Color is an important attribute for primary skin efflorescences [3]. Color features have proven beneficial in many applications and medical sciences, especially for the recognition of skin lesions [14], [40], [43], [38], [34], [19], [37], [25], [46], [18] or the classification of skin cancer [28], [44], [1], [16], [10], [42]. A dermatologist might be interested in pictures of similar skin lesions in comparison to an actual case to verify the diagnosis or confer with similar symptoms. This can be interpreted as a problem of CBIR. The authors of [4] study the use of color features and the effectiveness of different color spaces in this context. They conclude that the representation of an image by the difference in the average color of healthy and lesion skin gives better results than the explicit use of the pair of colors. Fig. 1 shows two example retrievals for a CBIR system in the field of skin lesion comparison in dermatology. In [4], the best results were achieved with the CIE-Lab color representation.

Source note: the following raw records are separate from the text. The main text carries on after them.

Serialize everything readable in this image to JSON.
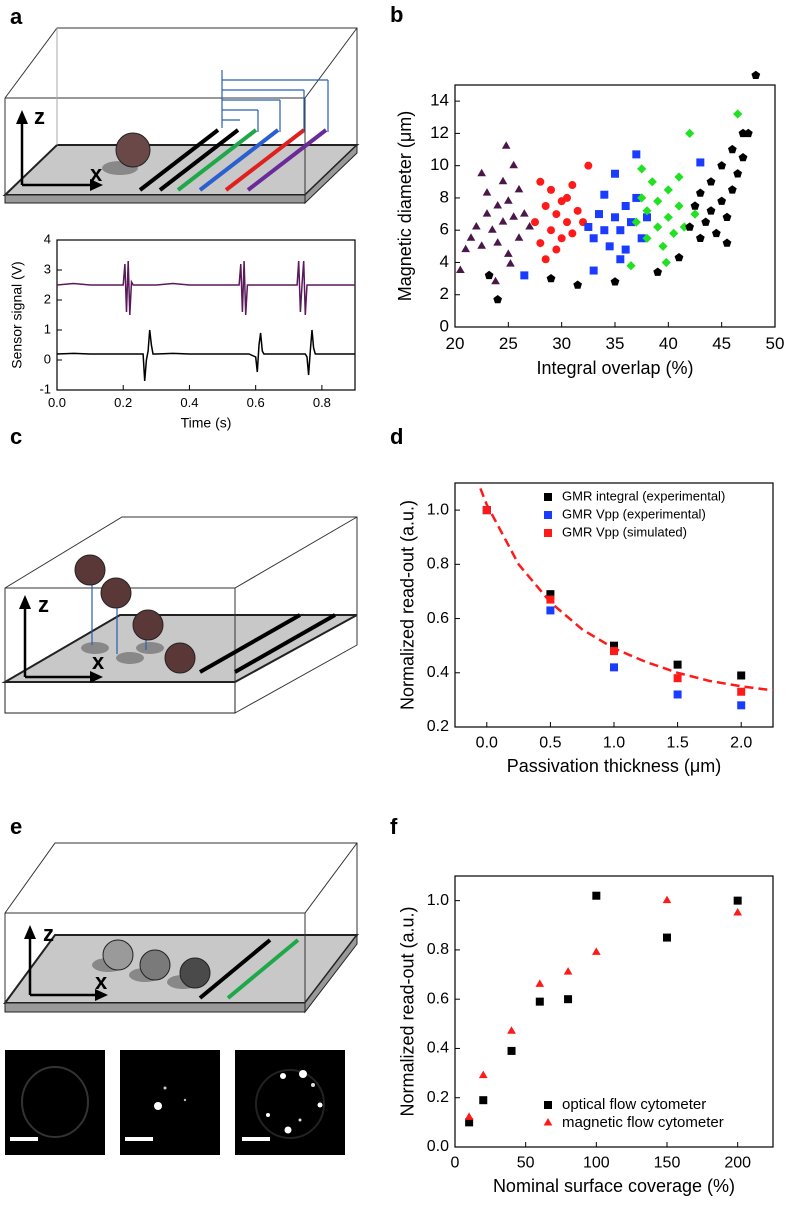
{
  "panel_labels": [
    "a",
    "b",
    "c",
    "d",
    "e",
    "f"
  ],
  "schematics": [
    {
      "axis_labels": [
        "z",
        "x"
      ]
    },
    {
      "axis_labels": [
        "z",
        "x"
      ]
    },
    {
      "axis_labels": [
        "z",
        "x"
      ]
    }
  ],
  "chart_data": [
    {
      "type": "line",
      "x_label": "Time (s)",
      "y_label": "Sensor signal (V)",
      "x": [
        0,
        0.05,
        0.1,
        0.15,
        0.19,
        0.2,
        0.205,
        0.21,
        0.215,
        0.22,
        0.225,
        0.23,
        0.25,
        0.26,
        0.265,
        0.27,
        0.275,
        0.28,
        0.285,
        0.29,
        0.3,
        0.35,
        0.4,
        0.45,
        0.5,
        0.54,
        0.55,
        0.555,
        0.56,
        0.565,
        0.57,
        0.575,
        0.58,
        0.6,
        0.605,
        0.61,
        0.615,
        0.62,
        0.625,
        0.63,
        0.65,
        0.7,
        0.72,
        0.725,
        0.73,
        0.735,
        0.74,
        0.745,
        0.75,
        0.755,
        0.76,
        0.765,
        0.77,
        0.775,
        0.78,
        0.8,
        0.85,
        0.9
      ],
      "series": [
        {
          "color": "#5a1a5a",
          "values": [
            2.5,
            2.55,
            2.5,
            2.5,
            2.5,
            2.5,
            3.2,
            1.6,
            3.3,
            1.5,
            2.6,
            2.5,
            2.5,
            2.5,
            2.5,
            2.5,
            2.5,
            2.5,
            2.5,
            2.5,
            2.5,
            2.55,
            2.5,
            2.5,
            2.5,
            2.5,
            2.5,
            3.2,
            1.6,
            3.3,
            1.5,
            2.5,
            2.5,
            2.5,
            2.5,
            2.5,
            2.5,
            2.5,
            2.5,
            2.5,
            2.5,
            2.5,
            2.5,
            2.5,
            3.3,
            1.6,
            2.5,
            3.3,
            1.5,
            2.5,
            2.5,
            2.5,
            2.5,
            2.5,
            2.5,
            2.5,
            2.5,
            2.5
          ]
        },
        {
          "color": "#000000",
          "values": [
            0.2,
            0.22,
            0.2,
            0.2,
            0.2,
            0.2,
            0.2,
            0.2,
            0.2,
            0.2,
            0.2,
            0.2,
            0.2,
            0.2,
            -0.7,
            0,
            0.3,
            1.0,
            0.5,
            0.2,
            0.2,
            0.22,
            0.2,
            0.2,
            0.2,
            0.2,
            0.2,
            0.2,
            0.2,
            0.2,
            0.2,
            0.2,
            0.2,
            0.1,
            -0.4,
            0.5,
            0.9,
            0.3,
            0.2,
            0.2,
            0.2,
            0.2,
            0.2,
            0.2,
            0.2,
            0.2,
            0.2,
            0.2,
            0.2,
            0.1,
            -0.5,
            0.3,
            1.0,
            0.4,
            0.2,
            0.2,
            0.2,
            0.2
          ]
        }
      ],
      "xlim": [
        0,
        0.9
      ],
      "xticks": [
        {
          "value": 0,
          "label": "0.0"
        },
        0.2,
        0.4,
        0.6,
        0.8
      ],
      "ylim": [
        -1,
        4
      ],
      "yticks": [
        -1,
        0,
        1,
        2,
        3,
        4
      ]
    },
    {
      "type": "scatter",
      "x_label": "Integral overlap (%)",
      "y_label": "Magnetic diameter (μm)",
      "series": [
        {
          "color": "#4a1848",
          "marker": "triangle",
          "x": [
            20.5,
            21.5,
            22,
            22.5,
            23,
            23,
            23.5,
            24,
            24,
            24.5,
            24.5,
            25,
            25,
            25.5,
            25.5,
            26,
            26,
            26.5,
            22.5,
            24.8,
            25.2,
            23.8,
            27,
            21
          ],
          "values": [
            3.5,
            5.5,
            6.2,
            5,
            7,
            8.3,
            6,
            5.2,
            7.5,
            9,
            6.5,
            4.5,
            7.8,
            6.8,
            10,
            5.5,
            8.5,
            7,
            9.5,
            11.2,
            3.9,
            2.8,
            6.2,
            4.8
          ]
        },
        {
          "color": "#ff1a1a",
          "marker": "circle",
          "x": [
            27.5,
            28,
            28.5,
            29,
            29,
            29.5,
            30,
            30,
            30.5,
            31,
            31,
            31.5,
            32,
            28,
            29.5,
            30.5,
            32.5,
            28.5
          ],
          "values": [
            6.5,
            5.2,
            7.5,
            6,
            8.5,
            7,
            5.5,
            7.8,
            6.5,
            8.8,
            5.8,
            7.2,
            6.5,
            9,
            4.8,
            8,
            10,
            4.2
          ]
        },
        {
          "color": "#1a3cff",
          "marker": "square",
          "x": [
            32.5,
            33,
            33.5,
            34,
            34,
            34.5,
            35,
            35,
            35.5,
            36,
            36,
            36.5,
            37,
            37,
            37.5,
            33,
            35.5,
            26.5,
            38,
            43
          ],
          "values": [
            6.2,
            5.5,
            7,
            6,
            8.2,
            5,
            6.8,
            9.5,
            6,
            7.5,
            4.8,
            6.5,
            10.7,
            8,
            5.5,
            3.5,
            4.2,
            3.2,
            6.8,
            10.2
          ]
        },
        {
          "color": "#22e022",
          "marker": "diamond",
          "x": [
            37,
            37.5,
            38,
            38,
            38.5,
            39,
            39,
            39.5,
            40,
            40,
            40.5,
            41,
            41.5,
            42,
            37.5,
            39.8,
            42.5,
            46.5,
            36.5,
            41
          ],
          "values": [
            6.5,
            8,
            5.5,
            7.2,
            9,
            6.2,
            7.8,
            5,
            6.8,
            8.5,
            5.8,
            7.5,
            6.2,
            12,
            9.8,
            4,
            7,
            13.2,
            3.8,
            9.3
          ]
        },
        {
          "color": "#000000",
          "marker": "pentagon",
          "x": [
            42,
            42.5,
            43,
            43,
            43.5,
            44,
            44,
            44.5,
            45,
            45,
            45.5,
            46,
            46,
            46.5,
            47,
            47.5,
            48.2,
            47,
            45.5,
            24,
            29,
            31.5,
            35,
            39,
            41,
            23.2
          ],
          "values": [
            6.2,
            7.5,
            5.5,
            8.3,
            6.5,
            7.2,
            9,
            5.8,
            7.8,
            10,
            6.8,
            8.5,
            11,
            9.5,
            12,
            12,
            15.6,
            10.5,
            5.2,
            1.7,
            3,
            2.6,
            2.8,
            3.4,
            4.3,
            3.2
          ]
        }
      ],
      "xlim": [
        20,
        50
      ],
      "xticks": [
        20,
        25,
        30,
        35,
        40,
        45,
        50
      ],
      "ylim": [
        0,
        15
      ],
      "yticks": [
        0,
        2,
        4,
        6,
        8,
        10,
        12,
        14
      ]
    },
    {
      "type": "scatter",
      "x_label": "Passivation thickness (μm)",
      "y_label": "Normalized read-out (a.u.)",
      "series": [
        {
          "name": "GMR integral (experimental)",
          "color": "#000000",
          "marker": "square",
          "x": [
            0,
            0.5,
            1,
            1.5,
            2
          ],
          "values": [
            1.0,
            0.69,
            0.5,
            0.43,
            0.39
          ]
        },
        {
          "name": "GMR Vpp (experimental)",
          "color": "#1a3cff",
          "marker": "square",
          "x": [
            0,
            0.5,
            1,
            1.5,
            2
          ],
          "values": [
            1.0,
            0.63,
            0.42,
            0.32,
            0.28
          ]
        },
        {
          "name": "GMR Vpp (simulated)",
          "color": "#ff1a1a",
          "marker": "square",
          "x": [
            0,
            0.5,
            1,
            1.5,
            2
          ],
          "values": [
            1.0,
            0.67,
            0.48,
            0.38,
            0.33
          ]
        }
      ],
      "fit": {
        "color": "#ff1a1a",
        "x": [
          -0.05,
          0,
          0.25,
          0.5,
          0.75,
          1,
          1.25,
          1.5,
          1.75,
          2,
          2.25
        ],
        "values": [
          1.08,
          1.02,
          0.8,
          0.66,
          0.56,
          0.49,
          0.44,
          0.4,
          0.37,
          0.35,
          0.335
        ]
      },
      "legend": "upper right",
      "xlim": [
        -0.25,
        2.25
      ],
      "xticks": [
        {
          "value": 0,
          "label": "0.0"
        },
        0.5,
        {
          "value": 1,
          "label": "1.0"
        },
        1.5,
        {
          "value": 2,
          "label": "2.0"
        }
      ],
      "ylim": [
        0.2,
        1.1
      ],
      "yticks": [
        0.2,
        0.4,
        0.6,
        0.8,
        {
          "value": 1,
          "label": "1.0"
        }
      ]
    },
    {
      "type": "scatter",
      "x_label": "Nominal surface coverage (%)",
      "y_label": "Normalized read-out (a.u.)",
      "series": [
        {
          "name": "optical flow cytometer",
          "color": "#000000",
          "marker": "square",
          "x": [
            10,
            20,
            40,
            60,
            80,
            100,
            150,
            200
          ],
          "values": [
            0.1,
            0.19,
            0.39,
            0.59,
            0.6,
            1.02,
            0.85,
            1.0
          ]
        },
        {
          "name": "magnetic flow cytometer",
          "color": "#ff1a1a",
          "marker": "triangle",
          "x": [
            10,
            20,
            40,
            60,
            80,
            100,
            150,
            200
          ],
          "values": [
            0.12,
            0.29,
            0.47,
            0.66,
            0.71,
            0.79,
            1.0,
            0.95
          ]
        }
      ],
      "legend": "lower right",
      "xlim": [
        0,
        225
      ],
      "xticks": [
        0,
        50,
        100,
        150,
        200
      ],
      "ylim": [
        0,
        1.1
      ],
      "yticks": [
        {
          "value": 0,
          "label": "0.0"
        },
        0.2,
        0.4,
        0.6,
        0.8,
        {
          "value": 1,
          "label": "1.0"
        }
      ]
    }
  ]
}
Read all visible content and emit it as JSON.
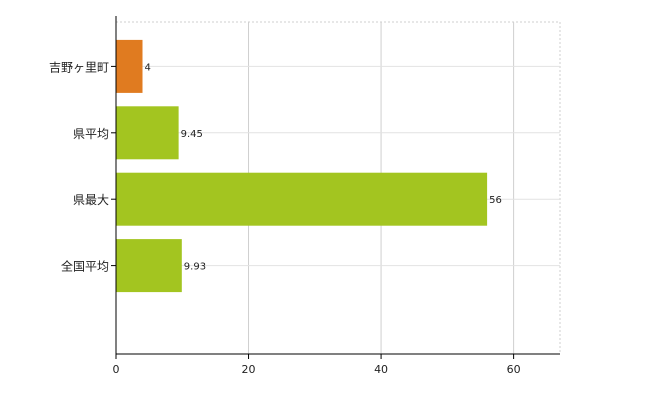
{
  "chart_data": {
    "type": "bar",
    "orientation": "horizontal",
    "categories": [
      "吉野ヶ里町",
      "県平均",
      "県最大",
      "全国平均"
    ],
    "values": [
      4,
      9.45,
      56,
      9.93
    ],
    "value_labels": [
      "4",
      "9.45",
      "56",
      "9.93"
    ],
    "colors": [
      "#e07b20",
      "#a3c520",
      "#a3c520",
      "#a3c520"
    ],
    "xlim": [
      0,
      67
    ],
    "xticks": [
      0,
      20,
      40,
      60
    ],
    "tick_labels": [
      "0",
      "20",
      "40",
      "60"
    ],
    "grid": true,
    "legend": "none"
  }
}
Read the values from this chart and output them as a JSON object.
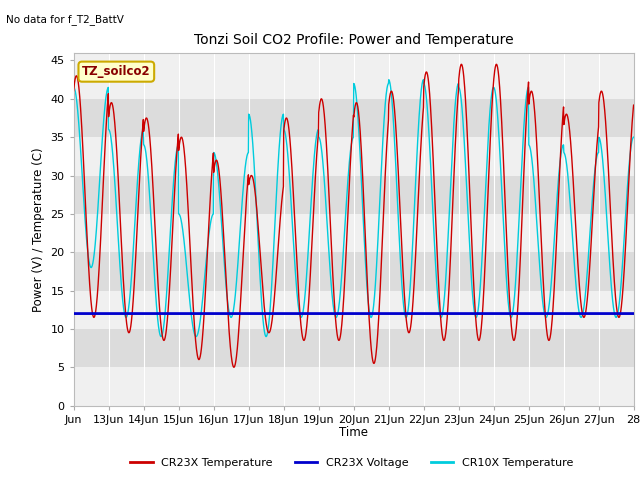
{
  "title": "Tonzi Soil CO2 Profile: Power and Temperature",
  "top_left_text": "No data for f_T2_BattV",
  "ylabel": "Power (V) / Temperature (C)",
  "xlabel": "Time",
  "ylim": [
    0,
    46
  ],
  "yticks": [
    0,
    5,
    10,
    15,
    20,
    25,
    30,
    35,
    40,
    45
  ],
  "total_days": 16,
  "xtick_labels": [
    "Jun",
    "13Jun",
    "14Jun",
    "15Jun",
    "16Jun",
    "17Jun",
    "18Jun",
    "19Jun",
    "20Jun",
    "21Jun",
    "22Jun",
    "23Jun",
    "24Jun",
    "25Jun",
    "26Jun",
    "27Jun",
    "28"
  ],
  "bg_color_light": "#f0f0f0",
  "bg_color_dark": "#dcdcdc",
  "cr23x_temp_color": "#cc0000",
  "cr23x_volt_color": "#0000cc",
  "cr10x_temp_color": "#00ccdd",
  "legend_label_box": "TZ_soilco2",
  "legend_box_bg": "#ffffcc",
  "legend_box_border": "#ccaa00",
  "voltage_value": 12.0,
  "cr23x_temp_peaks": [
    43.0,
    39.5,
    37.5,
    35.0,
    32.0,
    30.0,
    37.5,
    40.0,
    39.5,
    41.0,
    43.5,
    44.5,
    44.5,
    41.0,
    38.0,
    41.0
  ],
  "cr23x_temp_troughs": [
    11.5,
    9.5,
    8.5,
    6.0,
    5.0,
    9.5,
    8.5,
    8.5,
    5.5,
    9.5,
    8.5,
    8.5,
    8.5,
    8.5,
    11.5,
    11.5
  ],
  "cr10x_temp_peaks": [
    41.5,
    36.0,
    34.0,
    25.0,
    33.0,
    38.0,
    36.0,
    35.0,
    42.0,
    42.5,
    42.0,
    41.5,
    41.5,
    34.0,
    33.0,
    35.0
  ],
  "cr10x_temp_troughs": [
    18.0,
    11.5,
    9.0,
    9.0,
    11.5,
    9.0,
    11.5,
    11.5,
    11.5,
    11.5,
    11.5,
    11.5,
    11.5,
    11.5,
    11.5,
    11.5
  ],
  "cr23x_phase": 0.58,
  "cr10x_phase": 0.5
}
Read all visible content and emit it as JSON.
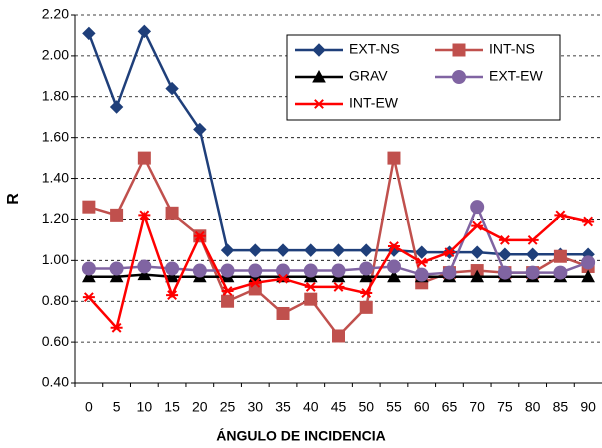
{
  "chart_data": {
    "type": "line",
    "xlabel": "ÁNGULO DE INCIDENCIA",
    "ylabel": "R",
    "categories": [
      "0",
      "5",
      "10",
      "15",
      "20",
      "25",
      "30",
      "35",
      "40",
      "45",
      "50",
      "55",
      "60",
      "65",
      "70",
      "75",
      "80",
      "85",
      "90"
    ],
    "ylim": [
      0.4,
      2.2
    ],
    "yticks": [
      {
        "value": 0.4,
        "label": "0.40"
      },
      {
        "value": 0.6,
        "label": "0.60"
      },
      {
        "value": 0.8,
        "label": "0.80"
      },
      {
        "value": 1.0,
        "label": "1.00"
      },
      {
        "value": 1.2,
        "label": "1.20"
      },
      {
        "value": 1.4,
        "label": "1.40"
      },
      {
        "value": 1.6,
        "label": "1.60"
      },
      {
        "value": 1.8,
        "label": "1.80"
      },
      {
        "value": 2.0,
        "label": "2.00"
      },
      {
        "value": 2.2,
        "label": "2.20"
      }
    ],
    "grid": true,
    "legend": "top-right",
    "series": [
      {
        "name": "EXT-NS",
        "color": "#1f3f7a",
        "marker": "diamond",
        "values": [
          2.11,
          1.75,
          2.12,
          1.84,
          1.64,
          1.05,
          1.05,
          1.05,
          1.05,
          1.05,
          1.05,
          1.05,
          1.04,
          1.04,
          1.04,
          1.03,
          1.03,
          1.03,
          1.03
        ]
      },
      {
        "name": "INT-NS",
        "color": "#c0504d",
        "marker": "square",
        "values": [
          1.26,
          1.22,
          1.5,
          1.23,
          1.12,
          0.8,
          0.86,
          0.74,
          0.81,
          0.63,
          0.77,
          1.5,
          0.89,
          0.94,
          0.95,
          0.94,
          0.94,
          1.02,
          0.97
        ]
      },
      {
        "name": "GRAV",
        "color": "#000000",
        "marker": "triangle",
        "values": [
          0.92,
          0.92,
          0.93,
          0.92,
          0.92,
          0.92,
          0.92,
          0.92,
          0.92,
          0.92,
          0.92,
          0.92,
          0.92,
          0.92,
          0.92,
          0.92,
          0.92,
          0.92,
          0.92
        ]
      },
      {
        "name": "EXT-EW",
        "color": "#8064a2",
        "marker": "circle",
        "values": [
          0.96,
          0.96,
          0.97,
          0.96,
          0.95,
          0.95,
          0.95,
          0.95,
          0.95,
          0.95,
          0.96,
          0.97,
          0.93,
          0.94,
          1.26,
          0.94,
          0.94,
          0.94,
          0.99
        ]
      },
      {
        "name": "INT-EW",
        "color": "#ff0000",
        "marker": "star",
        "values": [
          0.82,
          0.67,
          1.22,
          0.83,
          1.12,
          0.85,
          0.89,
          0.91,
          0.87,
          0.87,
          0.84,
          1.07,
          0.99,
          1.04,
          1.17,
          1.1,
          1.1,
          1.22,
          1.19
        ]
      }
    ]
  }
}
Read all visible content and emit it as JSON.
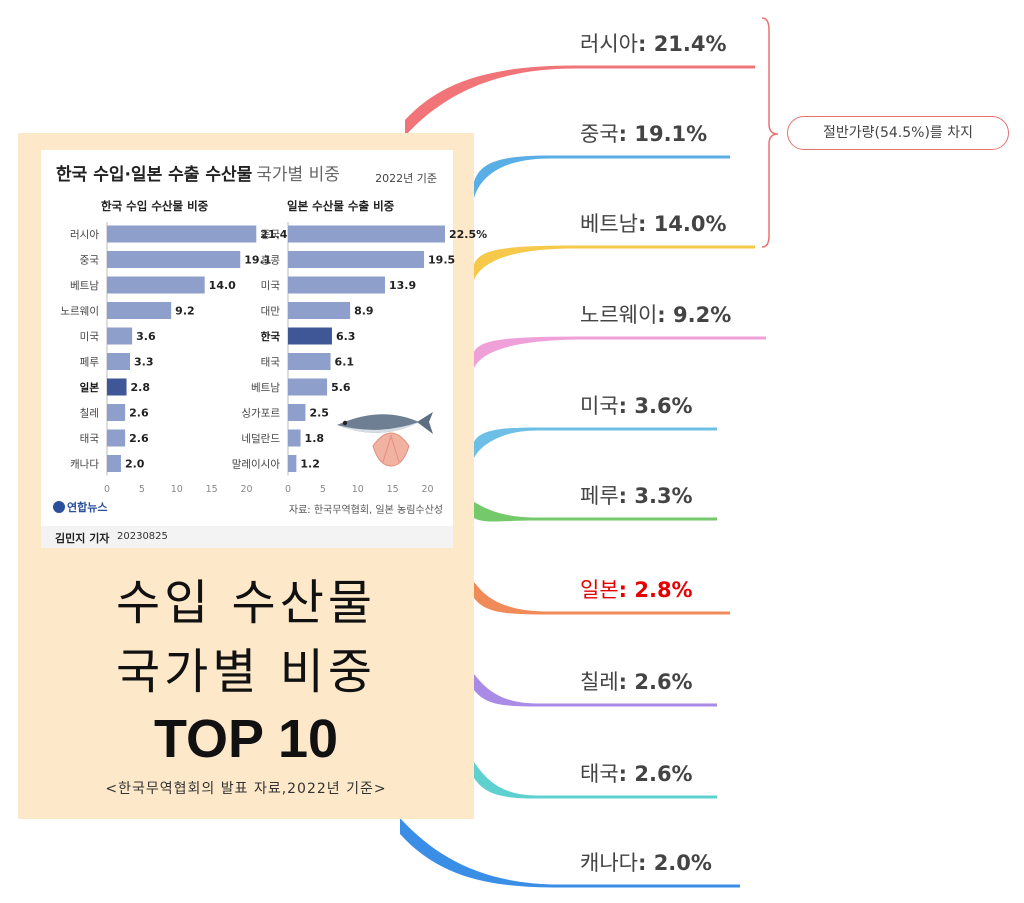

Since the difference of two color values is a special case of a linear transformation, the question arises whether better results can be achieved by more general linear transformations. Of course, it is possible that the use of a combination of a cyclic distance measure in the case of color spaces containing a “hue”-descriptor might lead to superior results. We will address this interesting questions in further studies. One well known technique to achieve a linear projection of feature vectors to a subspace which minimizes the overlap between different classes is Linear Discriminant Analysis (LDA) [13]. In this paper we employed and compared two different recent techniques, which are able to find discriminant feature transformations based on a supervised training procedure. The Large Margin Nearest Neighbor (LMNN) [45] approach has the advantage that it is based on a convex cost function, so it returns the global optimum for the current configuration of training data and parameters, based on the kNN approach. The Limited Rank Matrix Learning Vector Quantization (LiRaM LVQ) [29], [30], [8], [32] on the other hand follows a stochastic gradient descent procedure and may get stuck in local minima. On the other hand, it has the advantage of low computational costs. It is a prototype-based method, in which the decision boundary is defined by the Voronoi cells of prototypes following the large margin principle [11]. Both algorithms are available in general form and turned out to be effective classifiers in many applications. In our real world example application of CBIR in dermatology, the LiRaM LVQ approach turned out to be quite robust concerning the initialization and parameter setting. With comparably low computational costs it leads to similar or better results than the LMNN approach with optimal parameter setting on most color spaces discovered. We improve the correct retrieval rate in CBIR of dermatological images significantly by applying adaptive linear transformations.

The main aim of this work is to demonstrate in terms of a real world example, that an adaptive, i.e. data driven transformation of original color features can improve the retrieval performance of a CBIR system significantly. We concentrate on the performance enhancement achieved by using the most basic, easy and fast acquirable set of important features for the problem at hand, i.e. color information only.

In Section 2 we explain the real world data set, the feature extraction process, we present and discuss the methods we use to determine optimal transformations of color features and their use in the CBIR system. In Section 3 we present results and conclude in Section 4.